Für eine erste Beratung gibt es dabei Obergrenzen. Diese liegen für die Beratung eines Verbrauchers bei zurzeit 190,- EUR zuzüglich der gesetzlichen Umsatzsteuer, siehe § 34 RVG.

Hier werden diese Maximalgebühren für ein Beratungsgespräch nur selten abgerechnet. Sofern der Mandant darum bittet, ist auch ein kostenfreies Informationsgespräch mit dem Anwalt vorab möglich. Sollte jedoch in eine anwaltliche Beratung übergegangen werden, müssen die Leistungen nach dem Rechtsanwaltsvergütungsgesetz (RVG) abgerechnet werden. Dazu ist der Anwalt grundsätzlich verpflichtet.

Bei der strafrechtlichen und zivilrechtlichen Beratung (Insolvenzverschleppung, Bankrott, Insolvenzanfechtung u.a. Anfechtungssachen nach der Insolvenzordnung, Geschäftsführerhaftung nach § 64 GmbHG etc.) wird eine erste Beratungsgebühr von in der Regel 120,- EUR erhoben, zu den Anwaltskosten in Entschuldungssachen (Kosten der Einleitung der Privatinsolvenz oder Herbeiführung eines Vergleichs) lesen Sie bitte hier.

Anwaltskosten für die Rechtsvertretung gegenüber anderen

Für die Vertretung gegenüber Dritten, also für die Wahrnehmung eines Rechtsgeschäfts, fällt die sogenannte Geschäftsgebühr an. Das ist immer dann der Fall, wenn wir mit anderen kommunizieren und den Willen des Mandanten gegenüber Dritten regeln und durchsetzen. Diese Geschäftsgebühr richtet sich, wie oben ausgeführt, nach dem Wert des Gegenstands. Die Gebührentabelle kann dabei aus § 13 RVG abgeleitet werden.

Sofern ein Einigungsversuch gem. §305 InsO durchgeführt wird oder die Privatinsolvenz eingeleitet werden soll, werden nicht vom Wert abhängige pauschale Gebühren vereinbart, die oft unter den gesetzlichen Gebühren liegen, siehe hier.

In Ausnahmefällen wird mit dem Mandanten ein Zeithonorar vereinbart (in der Regel in Strafsachen wie Insolvenzverschleppung, Bankrott, Geschäftsführerhaftung, Anfechtungssachen etc.).

Beratungshilfe beim Amtsgericht beantragen

Sollte der Mandant sehr geringes Einkommen haben oder etwa Sozialhilfe bzw.

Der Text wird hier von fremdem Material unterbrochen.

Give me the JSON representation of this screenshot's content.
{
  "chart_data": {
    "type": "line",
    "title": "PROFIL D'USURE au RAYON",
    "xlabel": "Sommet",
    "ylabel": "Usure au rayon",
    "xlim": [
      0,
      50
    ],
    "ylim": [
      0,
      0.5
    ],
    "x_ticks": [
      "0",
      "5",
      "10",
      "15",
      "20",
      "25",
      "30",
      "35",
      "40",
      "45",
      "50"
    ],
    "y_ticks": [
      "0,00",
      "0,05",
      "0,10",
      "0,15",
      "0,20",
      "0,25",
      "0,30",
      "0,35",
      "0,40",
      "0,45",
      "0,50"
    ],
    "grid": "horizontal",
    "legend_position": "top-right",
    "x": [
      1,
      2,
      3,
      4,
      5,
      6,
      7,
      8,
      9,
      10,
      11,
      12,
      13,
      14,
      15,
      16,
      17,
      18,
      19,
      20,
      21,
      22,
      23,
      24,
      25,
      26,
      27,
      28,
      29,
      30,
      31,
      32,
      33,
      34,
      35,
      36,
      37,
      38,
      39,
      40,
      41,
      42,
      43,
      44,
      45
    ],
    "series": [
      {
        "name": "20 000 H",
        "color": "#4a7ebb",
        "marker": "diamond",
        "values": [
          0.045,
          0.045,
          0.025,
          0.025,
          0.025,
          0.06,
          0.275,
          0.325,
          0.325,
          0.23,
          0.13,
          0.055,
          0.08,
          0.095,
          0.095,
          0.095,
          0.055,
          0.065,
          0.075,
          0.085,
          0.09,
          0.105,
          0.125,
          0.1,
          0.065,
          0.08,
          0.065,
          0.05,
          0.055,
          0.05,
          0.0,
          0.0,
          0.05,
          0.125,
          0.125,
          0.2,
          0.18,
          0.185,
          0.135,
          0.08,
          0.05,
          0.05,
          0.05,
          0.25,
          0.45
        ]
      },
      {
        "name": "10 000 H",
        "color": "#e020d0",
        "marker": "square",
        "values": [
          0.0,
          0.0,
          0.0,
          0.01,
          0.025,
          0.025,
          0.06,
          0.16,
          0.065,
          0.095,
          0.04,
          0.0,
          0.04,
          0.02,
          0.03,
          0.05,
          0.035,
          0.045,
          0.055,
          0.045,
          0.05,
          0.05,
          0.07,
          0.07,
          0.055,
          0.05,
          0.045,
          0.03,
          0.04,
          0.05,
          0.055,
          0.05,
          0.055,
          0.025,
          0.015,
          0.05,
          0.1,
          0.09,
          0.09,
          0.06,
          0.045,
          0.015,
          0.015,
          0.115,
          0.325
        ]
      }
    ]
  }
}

Arbeitslosengeld II beziehen, kann dieser beim Amtsgericht des Wohnortes einen Beratungshilfeschein beantragen. Wir werden dann gerne gegen eine Beratungshilfegebühr von 15,- EUR ohne Erhebung weiterer Gebühren tätig.
P.S. Tipps zur Beantragung von Beratungshilfe gibt es hier: akademie.de

Anwaltskosten für die gerichtliche Vertretung

In gerichtlichen Verfahren dürfen Gebühren nicht vereinbart werden. Hier richten sich die Gebühren streng nach dem Wert des Gegenstands. Bei Unklarheit über die Höhe der anwaltlichen Gebühren können diese vom Gericht festgesetzt werden.

Während die Beratungshilfe für die außergerichtliche Tätigkeit gewährt wird, kann in gerichtlichen Verfahren bei entsprechender Bedürftigkeit Prozesskostenhilfe gewährt werden.